The Netherlands or Low Countries was the general title of a group of provinces, corresponding in area roughly but not accurately to the modern States of Holland and Belgium. These provinces, originally independent States, but latterly associated in a loose federation, had owned allegiance to the Dukes of Burgundy, and so had passed in due course to Charles V., who in turn transferred them to Philip shortly before his own abdication of the Spanish crown. The institutions within the provinces varied, as did the character and race of their populations: but in general their industrial development was of a high standard, and their wealth was of great importance to the Spanish monarchy. At the hands of Charles, who was brought up as a Netherlander, they enjoyed considerable favour; but Philip, by instinct and training, was a Spaniard, who looked on them as a paying appanage of Spain, had no sympathy with them, and no regard for their political organisations, and did not set foot among them after 1559. Before that year, most of his time since his marriage with Mary had been spent there; but in 1559 he departed, leaving as Governor his sister Margaret of Parma, and ignoring the nobility of the country.

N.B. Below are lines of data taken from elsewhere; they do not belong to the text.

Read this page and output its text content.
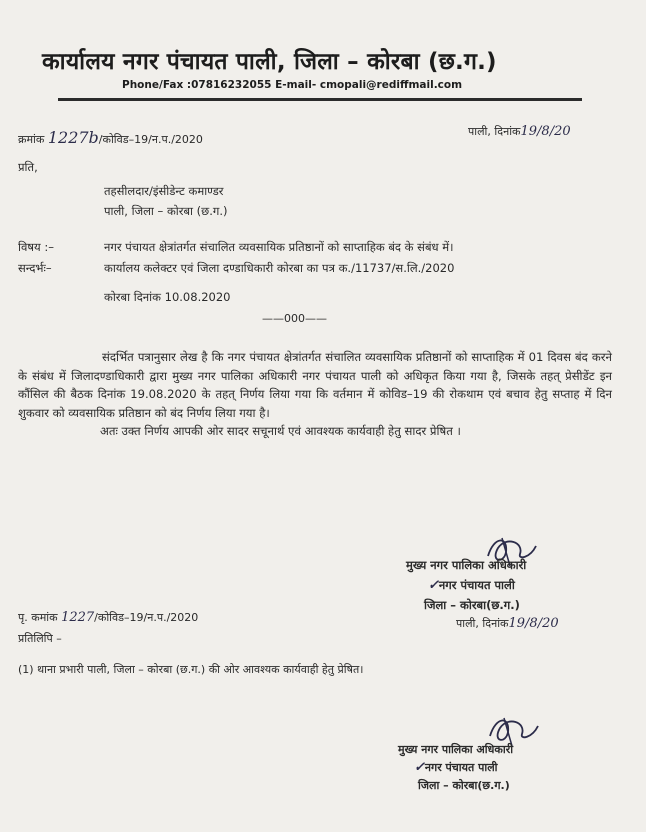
कार्यालय नगर पंचायत पाली, जिला – कोरबा (छ.ग.)
Phone/Fax :07816232055 E-mail- cmopali@rediffmail.com
क्रमांक 1227b/कोविड–19/न.प./2020
पाली, दिनांक19/8/20
प्रति,
तहसीलदार/इंसीडेन्ट कमाण्डर
पाली, जिला – कोरबा (छ.ग.)
विषय :–	नगर पंचायत क्षेत्रांतर्गत संचालित व्यवसायिक प्रतिष्ठानों को साप्ताहिक बंद के संबंध में।
सन्दर्भः–	कार्यालय कलेक्टर एवं जिला दण्डाधिकारी कोरबा का पत्र क./11737/स.लि./2020
कोरबा दिनांक 10.08.2020
——000——

संदर्भित पत्रानुसार लेख है कि नगर पंचायत क्षेत्रांतर्गत संचालित व्यवसायिक प्रतिष्ठानों को साप्ताहिक में 01 दिवस बंद करने के संबंध में जिलादण्डाधिकारी द्वारा मुख्य नगर पालिका अधिकारी नगर पंचायत पाली को अधिकृत किया गया है, जिसके तहत् प्रेसीडेंट इन कौंसिल की बैठक दिनांक 19.08.2020 के तहत् निर्णय लिया गया कि वर्तमान में कोविड–19 की रोकथाम एवं बचाव हेतु सप्ताह में दिन शुकवार को व्यवसायिक प्रतिष्ठान को बंद निर्णय लिया गया है।

अतः उक्त निर्णय आपकी ओर सादर सचूनार्थ एवं आवश्यक कार्यवाही हेतु सादर प्रेषित ।

मुख्य नगर पालिका अधिकारी
✓नगर पंचायत पाली
जिला – कोरबा(छ.ग.)
पृ. कमांक 1227/कोविड–19/न.प./2020	पाली, दिनांक19/8/20
प्रतिलिपि –
(1) थाना प्रभारी पाली, जिला – कोरबा (छ.ग.) की ओर आवश्यक कार्यवाही हेतु प्रेषित।
मुख्य नगर पालिका अधिकारी
✓नगर पंचायत पाली
जिला – कोरबा(छ.ग.)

The Reformation doctrines had obtained a very extensive hold, more particularly in the Northern provinces; but had been suppressed with considerable rigour by Charles, who early established the Inquisition in the country. By Philip the severities were increased, and the government of Margaret of Parma was conducted on the like intolerant principles: her chief adviser being Philip's nominee, Cardinal Granvelle. The native nobles—at whose head were Egmont, Horn, and William (the Silent), Prince of Orange [Footnote: William was a Netherlander in virtue of the lordship of Breda.] and Count of Nassau—as well as the burghers, were indignant at the encroachment on the constitutional liberties of the provinces by the appointment of foreigners to offices of State, and by the presence of Spanish troops; and the removal of both was demanded. The multiplication of bishops and endowment of the new bishoprics constituted another grievance. The troops had to be withdrawn, and in 1564 Granvelle left the Netherlands to join his master in Spain; but Philip's determination to bring the whole country into the system of Spanish despotism remained unchanged: and whereas the whole population was in favour of general religious toleration, he insisted, in the face of remonstrance, on intensifying instead of relaxing the edicts against the Reformed doctrines. To avoid the persecution, multitudes of Flemish weavers left the country, to be welcomed by Elizabeth in England, which was rapidly supplanting the commercial supremacy of the Low Countries.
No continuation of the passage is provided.